Regulation of multiple carbon monoxide consumption pathways in anaerobic bacteria

Carbon monoxide (CO), well known as a toxic gas, is increasingly recognized as a key metabolite and signaling molecule. Microbial utilization of CO is quite common, evidenced by the rapid escalation in description of new species of CO-utilizing bacteria and archaea. Carbon monoxide dehydrogenase (CODH), the protein complex that enables anaerobic CO-utilization, has been well-characterized from an increasing number of microorganisms, however the regulation of multiple CO-related gene clusters in single isolates remains unexplored.

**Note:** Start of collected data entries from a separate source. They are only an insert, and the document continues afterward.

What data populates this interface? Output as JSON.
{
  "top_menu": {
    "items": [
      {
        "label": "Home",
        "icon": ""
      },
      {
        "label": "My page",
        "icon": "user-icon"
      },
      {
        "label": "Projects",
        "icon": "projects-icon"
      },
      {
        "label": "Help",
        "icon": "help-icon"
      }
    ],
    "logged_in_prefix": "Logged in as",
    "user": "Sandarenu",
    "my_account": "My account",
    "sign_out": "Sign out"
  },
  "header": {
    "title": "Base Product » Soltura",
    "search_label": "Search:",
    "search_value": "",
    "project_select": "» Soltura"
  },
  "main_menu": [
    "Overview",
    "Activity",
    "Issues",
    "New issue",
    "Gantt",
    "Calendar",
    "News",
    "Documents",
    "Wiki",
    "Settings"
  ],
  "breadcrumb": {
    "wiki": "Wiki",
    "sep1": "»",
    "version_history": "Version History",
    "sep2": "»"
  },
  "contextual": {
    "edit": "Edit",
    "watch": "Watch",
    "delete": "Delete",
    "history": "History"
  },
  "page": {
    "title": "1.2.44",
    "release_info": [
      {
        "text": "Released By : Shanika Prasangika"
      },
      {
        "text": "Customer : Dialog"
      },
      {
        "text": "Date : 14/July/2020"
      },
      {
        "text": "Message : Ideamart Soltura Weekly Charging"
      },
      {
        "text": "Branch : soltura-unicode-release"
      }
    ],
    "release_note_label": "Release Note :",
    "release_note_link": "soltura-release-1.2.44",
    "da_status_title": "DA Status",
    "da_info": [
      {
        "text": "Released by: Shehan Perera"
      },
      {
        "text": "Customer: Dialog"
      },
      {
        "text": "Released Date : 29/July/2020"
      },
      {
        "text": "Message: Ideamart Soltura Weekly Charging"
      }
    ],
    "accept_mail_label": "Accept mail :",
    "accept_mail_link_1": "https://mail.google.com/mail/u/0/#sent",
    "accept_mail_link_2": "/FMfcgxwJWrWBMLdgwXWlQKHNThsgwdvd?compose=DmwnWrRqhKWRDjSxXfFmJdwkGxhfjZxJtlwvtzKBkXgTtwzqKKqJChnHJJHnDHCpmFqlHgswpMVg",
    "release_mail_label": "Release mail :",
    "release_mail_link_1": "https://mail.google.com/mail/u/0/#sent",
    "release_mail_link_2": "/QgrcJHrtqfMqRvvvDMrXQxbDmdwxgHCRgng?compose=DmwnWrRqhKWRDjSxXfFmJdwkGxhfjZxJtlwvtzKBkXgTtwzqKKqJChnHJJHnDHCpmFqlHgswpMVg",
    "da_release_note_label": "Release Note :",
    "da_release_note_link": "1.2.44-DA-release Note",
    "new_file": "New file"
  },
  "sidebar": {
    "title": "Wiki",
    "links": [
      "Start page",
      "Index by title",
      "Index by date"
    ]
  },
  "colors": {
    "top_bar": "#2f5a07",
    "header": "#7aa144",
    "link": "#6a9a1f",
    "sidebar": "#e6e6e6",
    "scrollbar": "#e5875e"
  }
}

Many species are extraordinarily resistant to high CO concentrations, thriving under pure CO at more than one atmosphere. We hypothesized that, in strains that can grow exclusively on CO, both carbon acquisition via the CODH/acetyl CoA synthase complex and energy conservation via a CODH-linked hydrogenase must be differentially regulated in response to the availability of CO. The CO-sensing transcriptional activator, CooA is present in most CO-oxidizing bacteria. Here we present a genomic and phylogenetic survey of CODH operons and cooA genes found in CooA-containing bacteria. Two distinct groups of CooA homologs were found: one clade (CooA-1) is found in the majority of CooA-containing bacteria, whereas the other clade (CooA-2) is found only in genomes that encode multiple CODH clusters, suggesting that the CooA-2 might be important for cross-regulation of competing CODH operons. Recombinant CooA-1 and CooA-2 regulators from the prototypical CO-utilizing bacterium Carboxydothermus hydrogenoformans were purified, and promoter binding analyses revealed that CooA-1 specifically regulates the hydrogenase-linked CODH, whereas CooA-2 is able to regulate both the hydrogenase-linked CODH and the CODH/ACS operons. These studies point to the ability of dual CooA homologs to partition CO into divergent CO-utilizing pathways resulting in efficient consumption of a single limiting growth substrate available across a wide range of concentrations.